Falta de Participação dos Líderes Legislativos
Hugo Motta, atual presidente da Câmara dos Deputados, e Davi Alcolumbre, presidente do Senado, confirmaram que não comparecerão à cerimônia em defesa da democracia, marcada para esta quinta-feira (8), no Palácio do Planalto. Essa decisão sucede um padrão de ausência dos líderes do Legislativo em atos oficiais que lembram os ataques golpistas de 8 de janeiro de 2023.

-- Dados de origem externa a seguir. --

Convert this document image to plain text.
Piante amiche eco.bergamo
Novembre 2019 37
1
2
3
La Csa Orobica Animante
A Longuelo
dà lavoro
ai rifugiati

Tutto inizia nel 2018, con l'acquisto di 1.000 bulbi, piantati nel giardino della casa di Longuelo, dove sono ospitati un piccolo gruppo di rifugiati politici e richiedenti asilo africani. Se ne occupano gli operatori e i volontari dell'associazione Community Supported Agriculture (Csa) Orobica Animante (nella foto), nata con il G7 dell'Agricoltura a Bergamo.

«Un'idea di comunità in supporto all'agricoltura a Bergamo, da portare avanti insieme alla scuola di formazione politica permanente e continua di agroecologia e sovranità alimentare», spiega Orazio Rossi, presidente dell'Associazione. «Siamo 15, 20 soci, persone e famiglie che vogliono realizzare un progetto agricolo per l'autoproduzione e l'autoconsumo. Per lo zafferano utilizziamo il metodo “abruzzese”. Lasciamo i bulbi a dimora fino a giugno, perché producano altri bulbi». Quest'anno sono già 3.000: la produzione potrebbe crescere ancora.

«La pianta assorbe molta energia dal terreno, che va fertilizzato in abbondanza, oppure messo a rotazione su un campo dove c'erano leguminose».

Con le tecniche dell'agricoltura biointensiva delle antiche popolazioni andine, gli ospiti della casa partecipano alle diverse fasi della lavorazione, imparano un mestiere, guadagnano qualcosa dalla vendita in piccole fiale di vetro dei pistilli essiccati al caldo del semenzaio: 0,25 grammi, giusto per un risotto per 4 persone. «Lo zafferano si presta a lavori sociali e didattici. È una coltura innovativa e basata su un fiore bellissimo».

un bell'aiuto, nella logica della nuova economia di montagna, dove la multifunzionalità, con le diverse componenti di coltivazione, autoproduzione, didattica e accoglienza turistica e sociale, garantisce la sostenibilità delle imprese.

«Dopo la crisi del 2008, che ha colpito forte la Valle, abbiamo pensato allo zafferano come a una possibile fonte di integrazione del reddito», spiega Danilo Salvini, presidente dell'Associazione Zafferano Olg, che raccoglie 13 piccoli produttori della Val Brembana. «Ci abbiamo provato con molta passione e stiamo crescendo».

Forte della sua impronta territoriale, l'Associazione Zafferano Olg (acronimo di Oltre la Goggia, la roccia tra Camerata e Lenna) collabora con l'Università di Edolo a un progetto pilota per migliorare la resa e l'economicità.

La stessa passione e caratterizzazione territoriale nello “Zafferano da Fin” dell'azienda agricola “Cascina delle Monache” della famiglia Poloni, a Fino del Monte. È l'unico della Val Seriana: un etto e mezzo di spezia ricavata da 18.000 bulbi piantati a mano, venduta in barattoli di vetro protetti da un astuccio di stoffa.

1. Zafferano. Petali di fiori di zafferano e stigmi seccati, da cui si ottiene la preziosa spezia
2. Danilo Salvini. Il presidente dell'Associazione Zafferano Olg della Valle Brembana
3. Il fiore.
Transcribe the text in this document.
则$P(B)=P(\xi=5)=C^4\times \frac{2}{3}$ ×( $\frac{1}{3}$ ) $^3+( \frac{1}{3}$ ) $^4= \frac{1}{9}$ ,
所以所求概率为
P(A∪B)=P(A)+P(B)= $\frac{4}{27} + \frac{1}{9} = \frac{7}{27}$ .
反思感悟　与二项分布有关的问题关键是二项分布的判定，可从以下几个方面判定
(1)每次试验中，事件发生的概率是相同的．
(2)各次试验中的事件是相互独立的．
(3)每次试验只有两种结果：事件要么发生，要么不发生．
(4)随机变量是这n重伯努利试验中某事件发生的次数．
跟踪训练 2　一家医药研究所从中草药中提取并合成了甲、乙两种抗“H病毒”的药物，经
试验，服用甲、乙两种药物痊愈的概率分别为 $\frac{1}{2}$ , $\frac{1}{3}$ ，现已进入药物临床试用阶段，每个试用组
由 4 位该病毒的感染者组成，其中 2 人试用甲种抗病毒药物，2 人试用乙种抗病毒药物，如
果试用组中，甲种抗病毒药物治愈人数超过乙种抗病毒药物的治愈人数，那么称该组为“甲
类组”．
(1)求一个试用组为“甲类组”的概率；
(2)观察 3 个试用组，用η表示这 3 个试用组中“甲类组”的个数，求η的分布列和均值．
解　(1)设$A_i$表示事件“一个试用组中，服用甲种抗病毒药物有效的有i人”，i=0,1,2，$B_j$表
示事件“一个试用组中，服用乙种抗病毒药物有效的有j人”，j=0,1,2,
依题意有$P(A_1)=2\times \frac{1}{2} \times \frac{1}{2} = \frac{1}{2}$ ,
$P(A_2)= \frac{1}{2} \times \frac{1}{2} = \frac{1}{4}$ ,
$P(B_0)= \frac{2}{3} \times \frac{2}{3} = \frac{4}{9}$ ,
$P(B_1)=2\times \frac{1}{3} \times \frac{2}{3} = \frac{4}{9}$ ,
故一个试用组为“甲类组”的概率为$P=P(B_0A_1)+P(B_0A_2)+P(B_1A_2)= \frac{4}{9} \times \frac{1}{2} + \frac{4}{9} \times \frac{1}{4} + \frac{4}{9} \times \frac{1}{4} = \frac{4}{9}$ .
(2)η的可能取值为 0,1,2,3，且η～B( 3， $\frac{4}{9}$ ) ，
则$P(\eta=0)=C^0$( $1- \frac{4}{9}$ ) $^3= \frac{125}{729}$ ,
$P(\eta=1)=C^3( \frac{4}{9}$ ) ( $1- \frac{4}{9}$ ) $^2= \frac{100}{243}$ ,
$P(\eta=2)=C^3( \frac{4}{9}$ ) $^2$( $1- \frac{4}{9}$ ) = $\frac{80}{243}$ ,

Desde aquele dia conturbado, quando as sedes do Congresso Nacional, do Supremo Tribunal Federal (STF) e do Palácio do Planalto foram invadidas, nenhum presidente da Câmara participou das cerimônias que se seguiram. A repetição dessa ausência gera preocupações sobre a relação entre o Congresso e o governo de Luiz Inácio Lula da Silva, que se encontra estremecida, especialmente com a expectativa de um veto presidencial ao projeto de anistia a participantes das tentativas golpistas.
Contexto das Ausências
O ex-presidente da Câmara, Arthur Lira (PP-AL), também não esteve presente nos atos de 2024 e 2025, o que levanta questionamentos sobre a postura da liderança legislativa. O fato de o Legislativo não ter programado uma cerimônia própria para marcar a data deste ano, ao contrário do que ocorreu com o STF e o Palácio do Planalto, sublinha a falta de uma frente unificada em defesa da democracia.
Além disso, a ausência de Motta e Alcolumbre em cerimônias passadas, como o ato de 2024 no Congresso Nacional, onde Lira alegou problemas pessoais para não comparecer, mostra uma tendência preocupante. Naquele evento, a presença do então presidente do Senado, Rodrigo Pacheco (PSD-MG), foi a única representação da cúpula legislativa.
Reação dos Parlamentares Governistas
A ausência de ambos os presidentes neste 8 de janeiro é vista por alguns parlamentares governistas como um reflexo da falta de um movimento político consistente em resposta aos ataques. O líder do PT na Câmara, Lindbergh Farias (PT-RJ), expressou sua preocupação ao afirmar que os presidentes estão buscando equilibrar suas alianças políticas, principalmente com os parlamentares alinhados ao ex-presidente Jair Bolsonaro.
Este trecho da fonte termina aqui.